Exactly 100 years ago today, the fourth Olympics of the modern era kicked off in London. Yes, really, in April. But there was a reason for the early start. The Olympics wasn't a two week made-for-TV extravaganza in those days, but a lengthy international celebration of amateur sportsmanship. All a bit fledgling, and still a bit rough around the edges. London had been asked to take over the organisation of the 1908 Olympics at the last minute, after Vesuvius erupted in 1906 and the Italians wanted to divert their money to rebuilding Naples instead. Which meant that the 1908 Olympics were organised by British officialdom. And it's just possible that we used our home advantage to, erm, cheat.
One glimpse at the final medal table, seen here on the walls of the BBC's Media Village in White City, shows the full extent of our "sporting excellence". We didn't just beat the rest of the world, we thrashed them. We won almost as many medals as the rest of the world put together (perhaps because, at that time, only 23 nice upstanding countries with decent chaps got invited). We won all the gold medals in the lawn tennis and the boxing and the yachting and the rowing. We won the football and the hockey and the polo and the tug-of-war. And we were the only country to enter the Racquets competition, so not surprisingly we won that too. Bit suspicious, innit?
The 1908 Olympics started on April 27th and ended as late as October 31st. That's a whole six months of intermittent sporting activities, from the opening Racquets event at the Queens Club to the closing banquet at the Holborn Restaurant. All of the athletics events were crammed into a few summer weeks at the new White City stadium, but the rest were spread out across the year in a not terribly coordinated way. No problem if you're the home country and live a few miles up the road, but rather more difficult for foreign teams in an era before international jet travel.

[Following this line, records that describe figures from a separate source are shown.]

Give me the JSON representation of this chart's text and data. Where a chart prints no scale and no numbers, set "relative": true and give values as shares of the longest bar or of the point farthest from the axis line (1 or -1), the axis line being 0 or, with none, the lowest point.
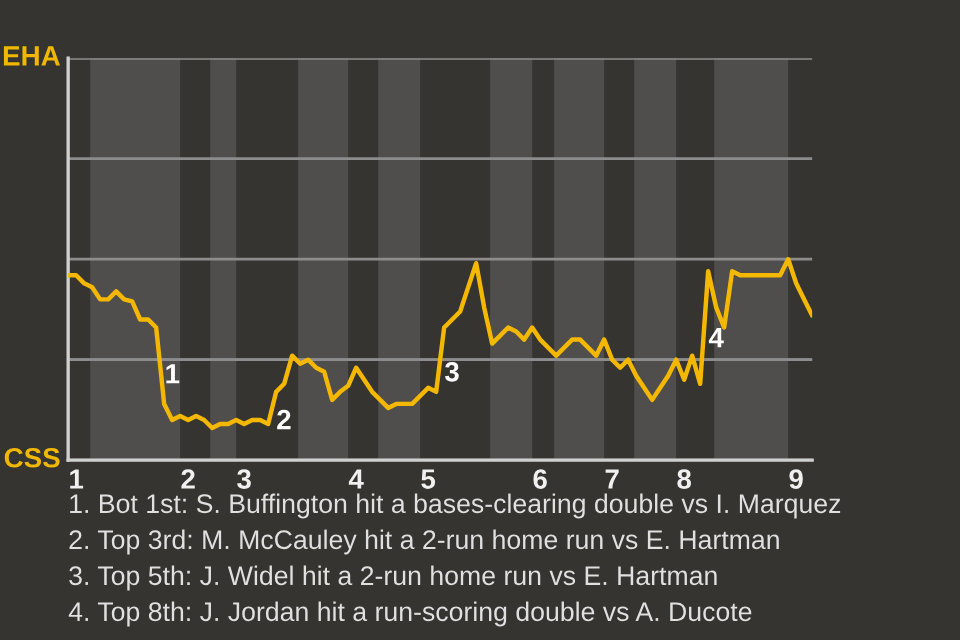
{
  "chart_data": {
    "type": "line",
    "relative": true,
    "categories": [
      null,
      "1",
      null,
      null,
      null,
      null,
      null,
      null,
      null,
      null,
      null,
      null,
      null,
      null,
      null,
      "2",
      null,
      null,
      null,
      null,
      null,
      null,
      "3",
      null,
      null,
      null,
      null,
      null,
      null,
      null,
      null,
      null,
      null,
      null,
      null,
      null,
      "4",
      null,
      null,
      null,
      null,
      null,
      null,
      null,
      null,
      "5",
      null,
      null,
      null,
      null,
      null,
      null,
      null,
      null,
      null,
      null,
      null,
      null,
      null,
      "6",
      null,
      null,
      null,
      null,
      null,
      null,
      null,
      null,
      "7",
      null,
      null,
      null,
      null,
      null,
      null,
      null,
      null,
      "8",
      null,
      null,
      null,
      null,
      null,
      null,
      null,
      null,
      null,
      null,
      null,
      null,
      null,
      "9",
      null,
      null
    ],
    "series": [
      {
        "color": "#f5b800",
        "values": [
          0.92,
          0.92,
          0.88,
          0.86,
          0.8,
          0.8,
          0.84,
          0.8,
          0.79,
          0.7,
          0.7,
          0.66,
          0.28,
          0.2,
          0.22,
          0.2,
          0.22,
          0.2,
          0.16,
          0.18,
          0.18,
          0.2,
          0.18,
          0.2,
          0.2,
          0.18,
          0.34,
          0.38,
          0.52,
          0.48,
          0.5,
          0.46,
          0.44,
          0.3,
          0.34,
          0.37,
          0.46,
          0.4,
          0.34,
          0.3,
          0.26,
          0.28,
          0.28,
          0.28,
          0.32,
          0.36,
          0.34,
          0.66,
          0.7,
          0.74,
          0.86,
          0.98,
          0.76,
          0.58,
          0.62,
          0.66,
          0.64,
          0.6,
          0.66,
          0.6,
          0.56,
          0.52,
          0.56,
          0.6,
          0.6,
          0.56,
          0.52,
          0.6,
          0.5,
          0.46,
          0.5,
          0.42,
          0.36,
          0.3,
          0.36,
          0.42,
          0.5,
          0.4,
          0.52,
          0.38,
          0.94,
          0.76,
          0.66,
          0.94,
          0.92,
          0.92,
          0.92,
          0.92,
          0.92,
          0.92,
          1,
          0.88,
          0.8,
          0.72
        ]
      }
    ],
    "grid": "y",
    "marker": "none",
    "line_style": "solid",
    "ref_lines": [
      {
        "axis": "y",
        "value": 0.5,
        "color": "#8c8c8c"
      }
    ],
    "annotations": [
      "EHA",
      "CSS",
      "1",
      "2",
      "3",
      "4",
      "1. Bot 1st: S. Buffington hit a bases-clearing double vs I. Marquez",
      "2. Top 3rd: M. McCauley hit a 2-run home run vs E. Hartman",
      "3. Top 5th: J. Widel hit a 2-run home run vs E. Hartman",
      "4. Top 8th: J. Jordan hit a run-scoring double vs A. Ducote"
    ]
  }
}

1908 Olympic events not held at White City April: Rackets (Queen's Club) May: Tennis (Queen's Club) June: Polo (Hurlingham) July: Lawn Tennis (Wimbledon), Shooting (Bisley & Uxendon), Rowing (Henley), Yachting (Ryde) August: Yachting (Clyde), Motor boats (Southampton Water) October: Boxing (Clerkenwell), Skating (Knightsbridge)
And another rather dodgy thing. All the organisers and officials at all of the 1908 events were British. No doubt we thought we were just being helpful, not requiring the rest of the world to muck in on home turf, but this decision did leave the competition open to a certain amount of bias. And nowhere was this more evident that in the rowing events at Henley. These were organised by the local boatclub - the oldest rowing club in the world, the Leander. Their stewards were concerned that anyone who'd practised on the course before the Games began might have an unfair advantage, so they banned all foreign teams from advance training on the Thames. They also observed that the Belgian eight had won races at the Henley Royal Regatta for the two previous years, so they banned the 'over-experienced' Belgians outright. And, unbelievably, the Belgians agreed. But the Leander team had no such qualms about their own experience. They entered the 1908 rowing competition on behalf of the UK and, having practised umpteen times on their local river, went on to win gold with considerable ease. So much for British sportsmanship.
You can see one of these dubious gold medals on display in Henley's fascinating River and Rowing Museum. They've also got a blade from the same race, inscribed with the names of the eight victorious oarsmen, and a rather ornate commemorative programme. No mention of an apology from the Leander club, however.
The Olympic regatta returned to Henley in 1948, and once again Team GB was victorious (but this time deservedly so). The museum has the winning coxless pair's boat on display, as propelled to victory by Hugh Laurie's dad. And they're also lucky enough to have Redgrave and Pinsent's winning coxless four from the Sydney Games in 2000 , complete with aerodynamic prow and stuck-down Adidas trainers. I wonder if we stand any chance of coming away with a similar haul of medals when the Olympic Regatta arrives downriver in Eton in 2012. Without deliberately biasing all the arrangements again, I suspect not.